Performance & drive
What it’s like to drive, and how quiet it is
There are two turbocharged petrol engines available for the Volvo V90 Cross Country, and both have mild hybrid assistance to help their performance and efficiency.
Quite frankly, the least powerful B5 (P) with 247bhp is all you really need. It's got enough shove to enable you to gather speed gracefully, or you can put your foot down, rev it hard and it'll hit 0-62mph in 7.4sec. That's plenty of haste in our book.
There's an adaptive suspension option but it's quite expensive and we don't see it as necessary.
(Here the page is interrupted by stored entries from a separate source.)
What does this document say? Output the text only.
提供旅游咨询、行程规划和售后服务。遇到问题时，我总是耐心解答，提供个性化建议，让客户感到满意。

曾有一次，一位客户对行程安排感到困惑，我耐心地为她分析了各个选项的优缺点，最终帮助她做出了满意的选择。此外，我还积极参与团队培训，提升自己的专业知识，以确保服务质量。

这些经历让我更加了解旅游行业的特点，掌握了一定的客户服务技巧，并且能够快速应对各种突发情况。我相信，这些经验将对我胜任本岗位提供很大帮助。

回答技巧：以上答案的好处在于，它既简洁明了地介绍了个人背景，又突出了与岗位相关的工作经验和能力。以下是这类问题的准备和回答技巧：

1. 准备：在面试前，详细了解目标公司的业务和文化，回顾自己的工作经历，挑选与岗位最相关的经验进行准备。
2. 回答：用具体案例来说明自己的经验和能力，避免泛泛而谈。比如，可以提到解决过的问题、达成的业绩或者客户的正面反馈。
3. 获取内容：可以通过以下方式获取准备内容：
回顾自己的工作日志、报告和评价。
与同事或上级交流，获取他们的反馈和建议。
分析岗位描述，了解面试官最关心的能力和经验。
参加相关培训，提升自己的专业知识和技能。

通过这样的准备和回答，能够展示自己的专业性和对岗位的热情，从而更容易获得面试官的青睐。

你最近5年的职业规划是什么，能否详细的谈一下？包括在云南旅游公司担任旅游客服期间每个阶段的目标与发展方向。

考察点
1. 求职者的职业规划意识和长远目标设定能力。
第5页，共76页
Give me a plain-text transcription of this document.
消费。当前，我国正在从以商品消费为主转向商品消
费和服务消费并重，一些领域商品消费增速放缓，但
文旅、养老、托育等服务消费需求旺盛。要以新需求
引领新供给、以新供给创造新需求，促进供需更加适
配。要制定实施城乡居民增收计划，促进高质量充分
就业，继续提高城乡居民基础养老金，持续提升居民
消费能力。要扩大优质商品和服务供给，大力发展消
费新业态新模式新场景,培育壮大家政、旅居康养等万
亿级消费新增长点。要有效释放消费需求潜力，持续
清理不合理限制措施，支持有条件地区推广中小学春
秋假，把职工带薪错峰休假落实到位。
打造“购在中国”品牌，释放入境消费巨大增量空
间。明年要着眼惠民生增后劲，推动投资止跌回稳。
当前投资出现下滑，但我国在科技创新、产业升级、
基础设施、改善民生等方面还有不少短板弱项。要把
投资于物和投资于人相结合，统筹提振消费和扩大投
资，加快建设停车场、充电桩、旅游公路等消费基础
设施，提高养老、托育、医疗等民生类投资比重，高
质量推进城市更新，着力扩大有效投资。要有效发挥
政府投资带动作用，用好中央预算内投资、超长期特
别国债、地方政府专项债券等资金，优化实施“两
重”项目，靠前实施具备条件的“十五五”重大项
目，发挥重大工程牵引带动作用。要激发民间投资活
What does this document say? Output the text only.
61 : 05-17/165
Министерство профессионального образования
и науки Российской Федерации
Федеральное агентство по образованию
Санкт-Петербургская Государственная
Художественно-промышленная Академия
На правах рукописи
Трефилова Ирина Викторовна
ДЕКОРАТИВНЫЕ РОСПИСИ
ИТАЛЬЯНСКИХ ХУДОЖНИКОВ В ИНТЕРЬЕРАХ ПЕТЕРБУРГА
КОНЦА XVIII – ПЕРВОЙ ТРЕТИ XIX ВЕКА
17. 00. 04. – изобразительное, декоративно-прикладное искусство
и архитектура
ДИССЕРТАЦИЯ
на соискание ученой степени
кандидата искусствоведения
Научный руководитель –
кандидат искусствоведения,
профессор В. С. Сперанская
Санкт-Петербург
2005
It could be worth adding if you tow, though, because it also adds air suspension at the rear that can automatically raise the back of the car to compensate for a heavy load.
The V90 Cross Country's standard four-wheel drive plus its extra ground clearance and off-road aids, such as hill descent control, certainly help you to get across unlaid roads. It's no Land Rover Defender, though, if you're dead set on tackling the bush.
Its on-road handling isn't brilliant. That's not to say it's a challenging car to drive at normal speeds, because it's dead easy to direct down country lanes and really stable on motorways. But compared with the BMW 5 Series Touring or Jaguar XF Sportbrake, or even a proper SUV such as the Audi Q5, it's not very agile. It leans a bit if you corner quickly and the steering, while accurate enough, doesn’t key you viscerally into the road’s surface beneath.
The V90 Cross Country may be geared to byways but it’s great on bypasses too. Its plush high-speed ride combines with a level of peace and quiet to make it a fine long-distance machine. At speed, there's just a modicum of road noise from its big 19in wheels and tyres and there’s some wind noise but it’s hardly dramatic. That said, an A6 Allroad is still even quieter.